In other words, the laws greatly reduce the problem that Keep America Beautiful is so adamantly trying to fight. Judging by these dramatic results, we Americans just don't care about crying Indians as much as we do about cold, hard nickels.


"Tonight's heroin, courtesy of seven frat parties."

So why oppose these laws? Well, it might have something to do with the fact that KAB's current CEO is an ex-PepsiCo vice president, and that the company donated $500,000 to the group in 2009. Other beverage companies, such as Coke and Anheuser-Busch, are also major contributors. Beverage companies are famously opposed to deposit laws, since they tend to make the producers of beverage containers responsible for collection programs, an expensive responsibility that they're happy to push back onto consumers, i.e., you.

via cracked

So what's with all the anti-littering ads and campaigns? Well, instead of you getting paid not to litter -- in the form of money you get from cans and bottles -- the idea is to reduce litter by simply ladling out huge amounts of guilt.

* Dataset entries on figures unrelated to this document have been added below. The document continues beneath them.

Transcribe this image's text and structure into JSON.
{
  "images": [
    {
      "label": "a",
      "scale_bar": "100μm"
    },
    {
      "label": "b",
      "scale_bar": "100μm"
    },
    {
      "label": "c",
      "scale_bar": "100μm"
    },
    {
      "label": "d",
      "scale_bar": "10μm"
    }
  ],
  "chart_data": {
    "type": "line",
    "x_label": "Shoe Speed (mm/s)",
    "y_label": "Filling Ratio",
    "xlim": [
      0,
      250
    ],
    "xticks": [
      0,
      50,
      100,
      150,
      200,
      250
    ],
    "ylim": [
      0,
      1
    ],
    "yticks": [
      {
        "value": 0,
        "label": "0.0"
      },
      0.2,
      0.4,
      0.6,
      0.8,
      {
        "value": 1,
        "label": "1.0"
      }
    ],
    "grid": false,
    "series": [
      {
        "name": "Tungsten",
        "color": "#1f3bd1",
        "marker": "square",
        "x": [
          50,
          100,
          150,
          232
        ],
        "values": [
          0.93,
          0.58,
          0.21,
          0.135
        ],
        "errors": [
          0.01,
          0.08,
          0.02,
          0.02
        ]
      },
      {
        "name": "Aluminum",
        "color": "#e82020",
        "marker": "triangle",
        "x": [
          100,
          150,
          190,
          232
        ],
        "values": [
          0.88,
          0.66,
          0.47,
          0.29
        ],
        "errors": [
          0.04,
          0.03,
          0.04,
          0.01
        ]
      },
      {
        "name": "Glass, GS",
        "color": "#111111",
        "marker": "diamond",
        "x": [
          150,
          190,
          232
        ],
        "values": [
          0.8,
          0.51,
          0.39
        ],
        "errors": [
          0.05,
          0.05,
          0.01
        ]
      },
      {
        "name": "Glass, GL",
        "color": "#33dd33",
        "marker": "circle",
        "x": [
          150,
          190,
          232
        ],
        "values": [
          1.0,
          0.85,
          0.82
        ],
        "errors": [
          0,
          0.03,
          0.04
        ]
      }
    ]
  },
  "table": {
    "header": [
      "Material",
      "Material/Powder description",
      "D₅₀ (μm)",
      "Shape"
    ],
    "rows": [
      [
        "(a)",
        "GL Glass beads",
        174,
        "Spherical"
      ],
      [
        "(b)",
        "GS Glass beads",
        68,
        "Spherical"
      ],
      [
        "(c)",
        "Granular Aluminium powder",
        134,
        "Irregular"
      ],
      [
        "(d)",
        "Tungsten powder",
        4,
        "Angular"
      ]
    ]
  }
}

The less trash on the ground, the less pressure on the companies that produce all the trash in the first place.


And the more money rich beverage executives have to spend on blow.

#1.
Operation Feed America Our Industrial Waste

Formed in 1996, Dairy Management Inc. promotes dairy product consumption on behalf of America's hard-working dairy farmers. They're the people behind this logo, for instance:

Its many Internet incarnations describe Dairy Management's achievements in fighting childhood obesity, reducing the carbon emissions of dairy farms and supporting the American economy. They also talk a lot about cheese. They really, really like cheese.

In 2009, Dairy Management worked with Domino's Pizza on its now-famous "new menu," otherwise known as "our pizzas no longer taste so much like ketchup-splattered drywall" campaign. Not surprisingly for a bunch of guys who like dairy farmers, this involved adding a lot of cheese to Domino's pizzas. Forty percent more cheese. So much cheese, in fact, that you can now go over your recommended daily saturated fat level by eating two slices of some of Domino's pies.


"Who wants to live past 40, anyway?"

To get the cheese message out there, Dairy Management also paid for Domino's recent $12 million marketing campaign. This wasn't particularly unusual: Dairy Management has also worked with other restaurant chains, such as Pizza Hut, Burger King and Taco Bell, to massively increase the amount of cheese in certain dishes.

Wait, something's not right here ...

If you've come this far in this article, you're probably wondering by now which huge, faceless corporation is behind this. CheeseCorp International? Cow Sellers of America?


The Society for the Advancement of Udders?

No. It's you.

If you're an American, that is. It's the United States Department of Agriculture. Granted, the majority of Dairy Management's funding now comes from fees imposed on American dairy farmers, but last year the USDA added funding to the tune of $5 million. This is despite the fact that other people in the USDA are also using your tax money to continually promote a diet low in saturated fats.

So why the intense government-sponsored focus on cheese, rather than milk or other cow products? Well, over the years Americans have increasingly come to prefer low-fat milk, and dairy farmers have been left with a huge excess of extracted milk fat that they've skimmed off it all. We're talking millions of pounds here. All this fat, and nothing to do with it. So why not make it into cheese, and then spend a lot of money encouraging Americans to eat it?

So, enjoy your Domino's tonight, guys. You paid for it. Twice.